Esta aspiração já fez, efetivamente, o seu aparecimento, conforme se pode constatar nos documentos mais significativos da Contag (Confederação Nacional dos Trabalhadores na Agricultura), da CUT e do Movimento dos Agricultores Sem Terra, nos quais, além da propriedade individual, propõem-se outras formas de propriedade e uso da terra: comunitária, condominial, cooperativa e estatal. Ao mesmo tempo, no processo de assentamento impulsionado pela pressão do Movimento dos Sem-Terra, os agricultores assentados são levados, pelas circunstâncias concretas da sua situação, a optar pela ajuda mútua, pela união de forças, pela cooperação econômica, que freqüentemente chega à aglutinação das terras e à sua operação coletiva.

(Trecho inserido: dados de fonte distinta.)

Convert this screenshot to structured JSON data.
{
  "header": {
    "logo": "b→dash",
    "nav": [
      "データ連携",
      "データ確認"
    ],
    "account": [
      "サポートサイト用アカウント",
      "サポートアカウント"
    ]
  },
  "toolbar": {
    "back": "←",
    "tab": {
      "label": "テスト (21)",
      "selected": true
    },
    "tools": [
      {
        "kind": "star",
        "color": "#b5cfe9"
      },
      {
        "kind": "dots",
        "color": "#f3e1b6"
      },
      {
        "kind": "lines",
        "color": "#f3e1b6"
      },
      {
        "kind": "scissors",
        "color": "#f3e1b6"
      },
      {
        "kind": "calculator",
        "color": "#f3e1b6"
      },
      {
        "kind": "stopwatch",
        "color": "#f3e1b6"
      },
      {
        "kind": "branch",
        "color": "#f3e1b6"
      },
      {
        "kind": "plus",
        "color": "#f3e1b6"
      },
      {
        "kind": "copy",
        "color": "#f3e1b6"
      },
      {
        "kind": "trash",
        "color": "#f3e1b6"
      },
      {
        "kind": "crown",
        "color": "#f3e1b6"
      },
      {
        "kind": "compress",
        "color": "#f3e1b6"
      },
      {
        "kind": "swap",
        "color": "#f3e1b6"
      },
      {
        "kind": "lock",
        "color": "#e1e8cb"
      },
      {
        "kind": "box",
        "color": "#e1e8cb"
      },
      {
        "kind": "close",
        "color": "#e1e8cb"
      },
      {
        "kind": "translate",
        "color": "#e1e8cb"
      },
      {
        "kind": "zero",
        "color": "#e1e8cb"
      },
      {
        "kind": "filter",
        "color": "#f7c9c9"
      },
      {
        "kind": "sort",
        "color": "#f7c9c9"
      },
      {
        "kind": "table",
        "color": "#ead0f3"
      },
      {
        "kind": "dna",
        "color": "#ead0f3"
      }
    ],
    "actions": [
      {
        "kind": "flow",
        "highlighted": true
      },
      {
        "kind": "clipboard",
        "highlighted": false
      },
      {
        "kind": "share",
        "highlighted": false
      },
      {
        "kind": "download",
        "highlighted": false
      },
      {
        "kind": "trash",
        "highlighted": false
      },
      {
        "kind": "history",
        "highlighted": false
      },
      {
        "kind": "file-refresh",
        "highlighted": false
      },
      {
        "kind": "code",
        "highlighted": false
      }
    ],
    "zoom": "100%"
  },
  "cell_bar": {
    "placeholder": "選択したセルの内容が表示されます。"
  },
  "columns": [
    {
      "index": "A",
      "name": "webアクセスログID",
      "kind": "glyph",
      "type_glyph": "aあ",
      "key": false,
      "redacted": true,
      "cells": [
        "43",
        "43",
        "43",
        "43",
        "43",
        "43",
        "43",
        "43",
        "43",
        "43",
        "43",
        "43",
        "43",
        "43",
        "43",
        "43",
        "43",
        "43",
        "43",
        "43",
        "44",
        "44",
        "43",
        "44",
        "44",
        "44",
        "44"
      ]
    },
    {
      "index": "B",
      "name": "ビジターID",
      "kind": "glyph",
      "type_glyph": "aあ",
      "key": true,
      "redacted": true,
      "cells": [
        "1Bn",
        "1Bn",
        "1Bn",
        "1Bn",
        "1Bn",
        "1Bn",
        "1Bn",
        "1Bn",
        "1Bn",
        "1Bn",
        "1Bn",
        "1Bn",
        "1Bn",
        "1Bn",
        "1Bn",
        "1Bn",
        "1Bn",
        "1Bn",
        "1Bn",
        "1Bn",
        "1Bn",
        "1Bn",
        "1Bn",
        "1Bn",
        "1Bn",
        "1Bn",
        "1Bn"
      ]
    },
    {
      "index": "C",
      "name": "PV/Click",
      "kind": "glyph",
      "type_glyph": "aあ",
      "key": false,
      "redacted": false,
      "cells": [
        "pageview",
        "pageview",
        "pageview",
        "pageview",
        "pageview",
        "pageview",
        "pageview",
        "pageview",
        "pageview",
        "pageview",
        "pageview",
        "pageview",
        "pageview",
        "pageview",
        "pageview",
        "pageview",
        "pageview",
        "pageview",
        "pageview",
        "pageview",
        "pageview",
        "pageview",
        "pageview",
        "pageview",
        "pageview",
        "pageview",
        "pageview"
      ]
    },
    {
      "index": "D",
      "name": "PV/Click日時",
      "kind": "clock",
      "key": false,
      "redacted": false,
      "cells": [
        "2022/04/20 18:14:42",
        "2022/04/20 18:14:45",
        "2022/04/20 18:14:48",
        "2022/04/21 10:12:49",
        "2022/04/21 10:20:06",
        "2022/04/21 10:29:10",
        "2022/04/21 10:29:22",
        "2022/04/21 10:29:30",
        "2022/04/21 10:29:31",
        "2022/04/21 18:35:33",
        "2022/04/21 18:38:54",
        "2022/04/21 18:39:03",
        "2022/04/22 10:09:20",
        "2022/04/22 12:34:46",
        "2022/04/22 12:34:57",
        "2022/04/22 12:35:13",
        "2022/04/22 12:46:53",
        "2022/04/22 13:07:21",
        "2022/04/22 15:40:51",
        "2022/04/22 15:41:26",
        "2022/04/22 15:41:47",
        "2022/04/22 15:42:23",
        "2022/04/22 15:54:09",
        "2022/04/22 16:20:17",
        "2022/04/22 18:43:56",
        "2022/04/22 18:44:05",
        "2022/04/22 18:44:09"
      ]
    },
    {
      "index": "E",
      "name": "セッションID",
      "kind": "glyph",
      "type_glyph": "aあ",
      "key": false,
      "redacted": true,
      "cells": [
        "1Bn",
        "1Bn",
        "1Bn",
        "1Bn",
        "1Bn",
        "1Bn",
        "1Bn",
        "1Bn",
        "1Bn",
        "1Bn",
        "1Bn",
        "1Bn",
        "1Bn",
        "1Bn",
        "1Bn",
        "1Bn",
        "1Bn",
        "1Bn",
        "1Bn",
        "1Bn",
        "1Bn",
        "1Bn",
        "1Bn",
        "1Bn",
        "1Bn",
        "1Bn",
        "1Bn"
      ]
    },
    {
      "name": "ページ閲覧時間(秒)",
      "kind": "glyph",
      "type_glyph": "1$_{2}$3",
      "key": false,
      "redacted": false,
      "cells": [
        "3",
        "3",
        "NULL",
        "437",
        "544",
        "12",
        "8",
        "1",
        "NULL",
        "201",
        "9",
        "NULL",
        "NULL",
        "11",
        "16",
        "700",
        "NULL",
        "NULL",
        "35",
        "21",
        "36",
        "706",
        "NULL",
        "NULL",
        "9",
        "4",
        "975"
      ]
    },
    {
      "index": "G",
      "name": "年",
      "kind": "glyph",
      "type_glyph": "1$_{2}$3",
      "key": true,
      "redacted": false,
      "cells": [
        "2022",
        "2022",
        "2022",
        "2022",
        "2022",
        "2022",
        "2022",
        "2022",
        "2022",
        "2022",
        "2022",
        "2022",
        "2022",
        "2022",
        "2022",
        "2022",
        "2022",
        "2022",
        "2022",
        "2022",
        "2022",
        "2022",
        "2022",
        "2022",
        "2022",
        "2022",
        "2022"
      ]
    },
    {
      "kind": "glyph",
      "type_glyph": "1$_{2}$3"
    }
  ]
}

Assim, a luta dos sem-terra pela reforma agrária já reflete, mesmo que embrionariamente, nas suas reivindicações e na sua prática concretas o fato de que o desenvolvimento da estrutura de classes capitalista no meio rural também está promovendo uma evolução na própria concepção camponesa da propriedade da terra. A realidade é que o proletariado, no meio rural, não existe apenas "ao lado" dos sem-terra, mas estes mesmos já são, em grande parte, semi proletários. Por isso, a aspiração camponesa pela terra em caráter individual e privado mescla-se, em diversos graus, com a aspiração proletária ao uso coletivo da terra e demais meios de produção.

*Claus Germer é membro do Diretório Nacional do PT e presidente do PT Paraná.